VMware Cloudの導入費用を検証~クラウド時代に必要なコストの考え方~

VMware Cloudの導入費用を検証~クラウド時代に必要なコストの考え方~

今回は「VMware Cloud」のコストについて考えてみましょう。数字だけを見ると高いように感じますが、含まれている費用項目を考え合わせると、HCI基盤と比べても遜色がなく、工夫次第でコスト下げることも可能になります。また、移行後に、クラウドプロバイダーが提供するネイティブサービスと連携できるため、バックアップや災害対策、IoT、AI、データ分析、コンテナ対応などの取り組みを加速できるというメリットがあります。

目次

VMware Cloudの導入費用は高い?

ヴイエムウェアがパブリッククラウドプロバイダーと共同開発したVMware Cloudには、Amazon Web Services(AWS)が提供する「VMware Cloud on AWS」や、マイクロソフトが提供する「Azure VMware Solution」などがあります。それぞれのパブリッククラウド上にベアメタルサーバーを使用した専用システムとして構築され、複数ノードの構成が必要になるなど、一定の規模が必要になります。

例えばVMware Cloud on AWSの場合は、最小2ノード(i3.metalインスタンス、シングルAZ)から、Azure VMware Solutionの場合は最小3ノード(AV36インスタンス)から利用可能です。利用するインスタンスが増えればその分コストは増加し、利用には1年または3年の予約も必要になります。いずれの場合も、本番利用を見越した標準的な構成で導入コストを試算すると約2,000万円になります。

3ホスト時のコスト比較
(2021年2月1日時点の日本リージョンでの価格での比較)

一見すると、オンプレミスの既存環境と比べて割高に感じますが、この価格には、VMwareプライベートクラウド環境の展開、管理に必要なVMwareライセンスが含まれています。しかも、ハードウェアやOSなど基盤の運用管理はクラウドプロバイダーが担うことは、IT管理者にとっては大きなメリットでしょう。

例えば、オンプレミス環境でHCIを構成した場合とAVSを利用した場合とを比較すると、ファシリティ、ソフトウェア、運用管理の大部分をクラウドプロバイダーに任せることが可能です。

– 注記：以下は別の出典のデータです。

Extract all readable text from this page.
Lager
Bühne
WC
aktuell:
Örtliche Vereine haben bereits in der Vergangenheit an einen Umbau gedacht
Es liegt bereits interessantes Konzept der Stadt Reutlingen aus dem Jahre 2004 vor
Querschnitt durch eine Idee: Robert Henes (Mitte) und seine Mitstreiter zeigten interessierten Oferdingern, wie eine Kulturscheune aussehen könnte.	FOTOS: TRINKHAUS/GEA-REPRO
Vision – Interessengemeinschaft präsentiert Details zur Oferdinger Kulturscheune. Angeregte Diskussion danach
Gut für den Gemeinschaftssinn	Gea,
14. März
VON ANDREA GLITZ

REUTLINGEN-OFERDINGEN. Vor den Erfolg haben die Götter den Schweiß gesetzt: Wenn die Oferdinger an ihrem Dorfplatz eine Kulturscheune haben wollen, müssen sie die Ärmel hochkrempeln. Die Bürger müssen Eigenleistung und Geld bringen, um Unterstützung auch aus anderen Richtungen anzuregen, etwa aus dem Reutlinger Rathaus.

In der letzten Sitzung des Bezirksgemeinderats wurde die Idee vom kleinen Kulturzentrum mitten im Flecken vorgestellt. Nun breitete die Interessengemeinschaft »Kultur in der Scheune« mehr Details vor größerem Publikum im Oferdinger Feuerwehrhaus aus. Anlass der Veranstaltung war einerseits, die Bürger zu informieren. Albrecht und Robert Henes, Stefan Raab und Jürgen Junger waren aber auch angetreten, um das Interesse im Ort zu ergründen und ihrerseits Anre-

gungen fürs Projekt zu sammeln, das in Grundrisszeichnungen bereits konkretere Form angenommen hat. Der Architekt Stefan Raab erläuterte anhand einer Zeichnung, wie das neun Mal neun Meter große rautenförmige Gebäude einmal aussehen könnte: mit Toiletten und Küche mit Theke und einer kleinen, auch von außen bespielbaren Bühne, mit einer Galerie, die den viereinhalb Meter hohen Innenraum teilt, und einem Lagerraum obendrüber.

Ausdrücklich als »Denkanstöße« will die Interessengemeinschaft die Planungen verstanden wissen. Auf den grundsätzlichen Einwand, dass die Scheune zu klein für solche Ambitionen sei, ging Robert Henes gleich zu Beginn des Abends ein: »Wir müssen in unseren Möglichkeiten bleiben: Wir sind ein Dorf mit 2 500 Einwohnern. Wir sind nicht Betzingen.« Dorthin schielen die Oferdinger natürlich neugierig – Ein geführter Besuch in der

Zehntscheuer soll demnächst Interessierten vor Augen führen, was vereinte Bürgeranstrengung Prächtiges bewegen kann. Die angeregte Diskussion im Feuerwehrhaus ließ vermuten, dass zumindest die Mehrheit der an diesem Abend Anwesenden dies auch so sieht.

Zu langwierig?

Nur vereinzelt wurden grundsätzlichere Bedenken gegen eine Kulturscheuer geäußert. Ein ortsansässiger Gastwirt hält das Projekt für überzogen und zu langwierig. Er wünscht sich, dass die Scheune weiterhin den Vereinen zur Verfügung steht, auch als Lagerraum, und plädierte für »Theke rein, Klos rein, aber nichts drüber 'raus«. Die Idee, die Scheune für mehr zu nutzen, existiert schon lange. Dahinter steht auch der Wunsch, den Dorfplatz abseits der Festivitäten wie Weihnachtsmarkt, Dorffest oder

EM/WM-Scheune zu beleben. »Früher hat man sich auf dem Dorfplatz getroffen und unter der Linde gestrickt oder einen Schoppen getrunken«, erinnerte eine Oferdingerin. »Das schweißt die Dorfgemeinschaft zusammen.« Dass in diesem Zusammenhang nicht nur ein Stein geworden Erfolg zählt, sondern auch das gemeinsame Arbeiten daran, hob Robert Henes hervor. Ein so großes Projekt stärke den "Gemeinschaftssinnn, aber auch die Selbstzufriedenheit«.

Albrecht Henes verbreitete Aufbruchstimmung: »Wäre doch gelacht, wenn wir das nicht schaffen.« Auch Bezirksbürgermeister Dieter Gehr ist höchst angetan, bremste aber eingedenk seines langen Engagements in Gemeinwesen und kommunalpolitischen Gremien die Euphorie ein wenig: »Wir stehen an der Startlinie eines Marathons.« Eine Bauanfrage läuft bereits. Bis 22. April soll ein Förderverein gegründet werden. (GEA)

3年間のトータルコストで比較すると、HCI基盤と遜色ない、あるいは、工夫次第でコストを大幅に下げることも可能になります。

Azure VMware Solutionと一般的なHCI製品の違い

VMware Cloud on AWS の連携サービス

また、VMware Cloudでは、クラウド移行後にパブリッククラウドプロバイダーが提供するネイティブサービスと連携できることも大きなメリットです。

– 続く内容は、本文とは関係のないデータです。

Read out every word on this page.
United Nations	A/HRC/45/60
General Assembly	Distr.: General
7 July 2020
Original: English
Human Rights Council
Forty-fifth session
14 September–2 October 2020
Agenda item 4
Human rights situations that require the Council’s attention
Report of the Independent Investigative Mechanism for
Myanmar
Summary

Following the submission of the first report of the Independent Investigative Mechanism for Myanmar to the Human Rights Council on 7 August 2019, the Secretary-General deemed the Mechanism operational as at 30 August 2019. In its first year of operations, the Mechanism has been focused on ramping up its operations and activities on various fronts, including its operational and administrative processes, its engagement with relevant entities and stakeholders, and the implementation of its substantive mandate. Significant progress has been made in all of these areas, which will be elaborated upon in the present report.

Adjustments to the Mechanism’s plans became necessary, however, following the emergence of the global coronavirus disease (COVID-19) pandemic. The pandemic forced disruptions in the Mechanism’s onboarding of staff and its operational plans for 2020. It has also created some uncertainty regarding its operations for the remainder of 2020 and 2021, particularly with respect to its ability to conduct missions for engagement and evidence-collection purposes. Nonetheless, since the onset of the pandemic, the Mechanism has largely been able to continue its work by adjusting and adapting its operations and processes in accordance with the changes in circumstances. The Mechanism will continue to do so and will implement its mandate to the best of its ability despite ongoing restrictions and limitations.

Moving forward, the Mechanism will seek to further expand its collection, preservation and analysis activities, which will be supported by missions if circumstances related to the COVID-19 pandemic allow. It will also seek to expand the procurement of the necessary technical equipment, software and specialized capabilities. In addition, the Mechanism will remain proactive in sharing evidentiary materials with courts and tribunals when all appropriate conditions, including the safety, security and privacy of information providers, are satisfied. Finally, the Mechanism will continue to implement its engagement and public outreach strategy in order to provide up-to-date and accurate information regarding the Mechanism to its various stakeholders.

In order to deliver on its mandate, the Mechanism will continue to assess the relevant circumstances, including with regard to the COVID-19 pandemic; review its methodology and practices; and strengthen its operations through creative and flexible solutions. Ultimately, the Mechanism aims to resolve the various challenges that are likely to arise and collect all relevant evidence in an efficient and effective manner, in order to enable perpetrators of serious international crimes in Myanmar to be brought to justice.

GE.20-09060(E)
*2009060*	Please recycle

VMware Cloud on AWSでは、AWSサービスへのプライベートアクセスを使って、AWSが提供しているAmazon EC2や、Amazon S3、Amazon RDSといった基本サービスが利用できます。また、データ分析のためのAmazon RedshiftやセキュリティサービスのAWS WAF、サーバレスのAWS Lambda、コンテナサービスのAmazon EKSなどの利用も可能です。

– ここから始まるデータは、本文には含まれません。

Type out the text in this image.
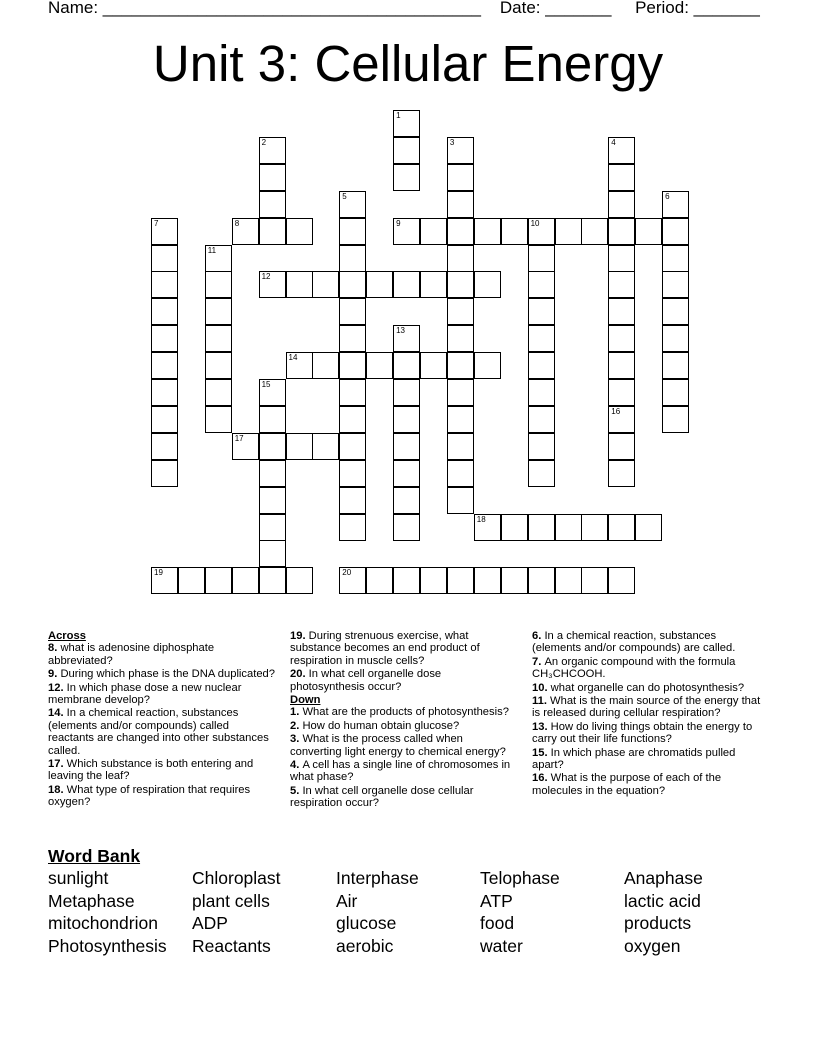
Name: ________________________________________ Date: _______ Period: _______
Unit 3: Cellular Energy
1
2	3	4
5	6
7	8	9	10
11
12
13
14
15
16
17
18
19	20
Across
8. what is adenosine diphosphate abbreviated?
9. During which phase is the DNA duplicated?
12. In which phase dose a new nuclear membrane develop?
14. In a chemical reaction, substances (elements and/or compounds) called reactants are changed into other substances called.
17. Which substance is both entering and leaving the leaf?
18. What type of respiration that requires oxygen?
19. During strenuous exercise, what substance becomes an end product of respiration in muscle cells?
20. In what cell organelle dose photosynthesis occur?
Down
1. What are the products of photosynthesis?
2. How do human obtain glucose?
3. What is the process called when converting light energy to chemical energy?
4. A cell has a single line of chromosomes in what phase?
5. In what cell organelle dose cellular respiration occur?
6. In a chemical reaction, substances (elements and/or compounds) are called.
7. An organic compound with the formula CH₃CHCOOH.
10. what organelle can do photosynthesis?
11. What is the main source of the energy that is released during cellular respiration?
13. How do living things obtain the energy to carry out their life functions?
15. In which phase are chromatids pulled apart?
16. What is the purpose of each of the molecules in the equation?
Word Bank
sunlight	Chloroplast	Interphase	Telophase	Anaphase
Metaphase	plant cells	Air	ATP	lactic acid
mitochondrion	ADP	glucose	food	products
Photosynthesis	Reactants	aerobic	water	oxygen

さらに、AWSを活用した災害対策ソリューション(DRaaS)である「VMware Live Cyber Recovery」(旧称:VMware Cloud Disaster Recovery(VCDR))も利用できます。VMware Live Cyber Recoveryは、クラウドストレージにシステムやデータをレプリケーションし、障害時にフェイルオーバーできるサービスです。

コストも従量課金によって最適化することができます。一般にDR対策では、機器やシステムを二重化に保有して運用することになるため、多大なコストが必要です。また、運用も複雑で、復旧に時間がかかることも少なくありません。本当に正しくリカバリできるのか信頼性の問題もあります。

VMware Live Cyber Recoveryを活用すると、機器の保守やシステムの運用管理をプロバイダーに任せたり、運用を工夫することで、導入運用コストを最適化し、信頼性の高いDRを実現することができます。例えば、VMC on AWSの場合は、リカバリサイトとしてVMC on AWSのSDDCにフェイルオーバーすることができます。

VMware Live Cyber Recoveryの概念図

Azure VMware Solutionの連携サービス

Azure VMware Solutionでも、Azureが提供する、Blob StorageやFile Sync、Azure SQL Databaseをはじめとする、さまざまなネイティブサービスを利用することができます。また、「拡張セキュリティ更新プログラムの無償提供」や既存のWindows ServerやSQL Serverライセンスを活用できる「Azureハイブリッド特典」なども用意されています。